When Judge Mercedes Alaya began to point to the Ministry directed by Griñán (Madrid, 1946), his then deputy minister, Carmen Martínez Aguayo – who later replaced him in the Ministry – publicly assumed that she was the one who received the Intervention reports that warned of irregularities in the procedure of the aid and that it was never warned of the undermining of public funds.
In a striking coffee convened in a meeting room of the Ministry of Finance, Martínez Aguayo confessed, before the astonished journalists, that she did not forward the reports of the Intervention to her then boss, former president José Antonio Griñán, and that she herself did not he read carefully.
The political dikes of defense did not prevent him from announcing in 2013 that he was leaving his post at the head of the Junta de Andalucía, which had ‘inherited’ from Manuel Chaves -also accused in the case of the ERE- and where he had already spent four years as head of the Executive of a community that did not know any other political color as ruler than that of the PSOE.
He had to appear before the Supreme Court when both he and Chaves were satisfied and he came to admit to journalists that he did not believe that “there was a great plan, but there was a great fraud” in the case of the ERE, an acknowledgment that has subsequently been translated into a sentence that condemns him for his management as a director.
Professor of Labor Law, his first position was that of Deputy Minister of Labor in Andalusia in 1982, although his political career was truly consolidated when he was appointed Minister of Health in the first Chaves cabinet, from where he made the leap to the central government as Minister Labor, to return again to Andalusian politics as head of Economy and then adding Finance.
Andalusian President from April 2009 to September 2013, Griñán agreed to the position after the resignation of Chavesand almost three years later the voters gave the victory to the PP for the first time, although without an absolute majority, so it continued to govern thanks to a pact with the IU.

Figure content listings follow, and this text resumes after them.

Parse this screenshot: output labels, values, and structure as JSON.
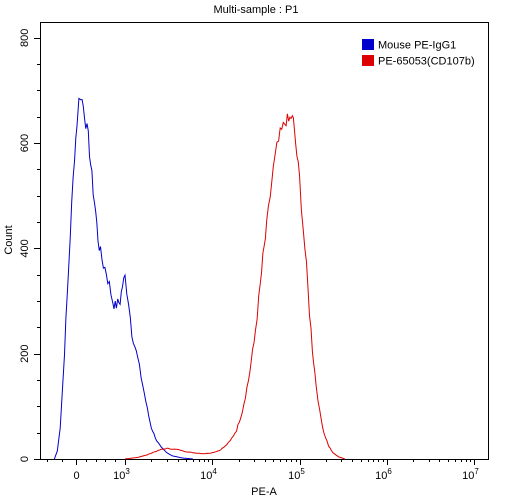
{
  "chart_data": {
    "type": "line",
    "title": "Multi-sample : P1",
    "xlabel": "PE-A",
    "ylabel": "Count",
    "x_scale": "biexponential (log above 10^3, linear near 0)",
    "ylim": [
      0,
      830
    ],
    "y_ticks": [
      0,
      200,
      400,
      600,
      800
    ],
    "x_ticks": [
      {
        "value": 0,
        "label": "0"
      },
      {
        "value": 1000,
        "label": "10",
        "sup": "3"
      },
      {
        "value": 10000,
        "label": "10",
        "sup": "4"
      },
      {
        "value": 100000,
        "label": "10",
        "sup": "5"
      },
      {
        "value": 1000000,
        "label": "10",
        "sup": "6"
      },
      {
        "value": 10000000,
        "label": "10",
        "sup": "7"
      }
    ],
    "grid": false,
    "legend_position": "top-right",
    "series": [
      {
        "name": "Mouse PE-IgG1",
        "color": "#0000cc",
        "points": [
          [
            -300,
            0
          ],
          [
            -260,
            15
          ],
          [
            -220,
            60
          ],
          [
            -180,
            150
          ],
          [
            -140,
            260
          ],
          [
            -100,
            370
          ],
          [
            -60,
            480
          ],
          [
            -20,
            580
          ],
          [
            20,
            640
          ],
          [
            60,
            680
          ],
          [
            100,
            692
          ],
          [
            150,
            670
          ],
          [
            200,
            640
          ],
          [
            250,
            610
          ],
          [
            300,
            560
          ],
          [
            350,
            510
          ],
          [
            400,
            470
          ],
          [
            450,
            420
          ],
          [
            500,
            390
          ],
          [
            560,
            370
          ],
          [
            620,
            355
          ],
          [
            680,
            330
          ],
          [
            750,
            300
          ],
          [
            800,
            290
          ],
          [
            850,
            295
          ],
          [
            900,
            300
          ],
          [
            950,
            330
          ],
          [
            1000,
            345
          ],
          [
            1100,
            300
          ],
          [
            1200,
            240
          ],
          [
            1400,
            190
          ],
          [
            1600,
            140
          ],
          [
            1800,
            95
          ],
          [
            2000,
            60
          ],
          [
            2300,
            35
          ],
          [
            2600,
            22
          ],
          [
            3000,
            12
          ],
          [
            3500,
            6
          ],
          [
            4500,
            2
          ],
          [
            6000,
            0
          ]
        ]
      },
      {
        "name": "PE-65053(CD107b)",
        "color": "#dd0000",
        "points": [
          [
            1000,
            0
          ],
          [
            1400,
            3
          ],
          [
            1800,
            8
          ],
          [
            2200,
            14
          ],
          [
            2600,
            18
          ],
          [
            3000,
            20
          ],
          [
            4000,
            18
          ],
          [
            5000,
            14
          ],
          [
            6000,
            12
          ],
          [
            8000,
            10
          ],
          [
            10000,
            12
          ],
          [
            12000,
            16
          ],
          [
            14000,
            24
          ],
          [
            16000,
            34
          ],
          [
            19000,
            55
          ],
          [
            22000,
            90
          ],
          [
            26000,
            150
          ],
          [
            30000,
            220
          ],
          [
            34000,
            300
          ],
          [
            38000,
            380
          ],
          [
            42000,
            440
          ],
          [
            46000,
            500
          ],
          [
            50000,
            550
          ],
          [
            55000,
            590
          ],
          [
            60000,
            615
          ],
          [
            65000,
            630
          ],
          [
            70000,
            645
          ],
          [
            75000,
            640
          ],
          [
            80000,
            650
          ],
          [
            85000,
            640
          ],
          [
            90000,
            600
          ],
          [
            100000,
            530
          ],
          [
            110000,
            440
          ],
          [
            120000,
            360
          ],
          [
            130000,
            280
          ],
          [
            140000,
            210
          ],
          [
            155000,
            140
          ],
          [
            170000,
            90
          ],
          [
            190000,
            50
          ],
          [
            215000,
            25
          ],
          [
            240000,
            12
          ],
          [
            280000,
            4
          ],
          [
            330000,
            0
          ]
        ]
      }
    ]
  }
}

He has reiterated before the Justice that he came to the Board in 2004, for which he has said that he has no relation to the implementation of the social and labor subsidy system for workers and companies in crisis, but the Justice has sentenced him to prison.
A few months ago he published the book ‘When nothing is expected’ and among the innumerable journalistic questions about the ERE case, he confessed that if the Supreme Court found him guilty, his life “would have ended.”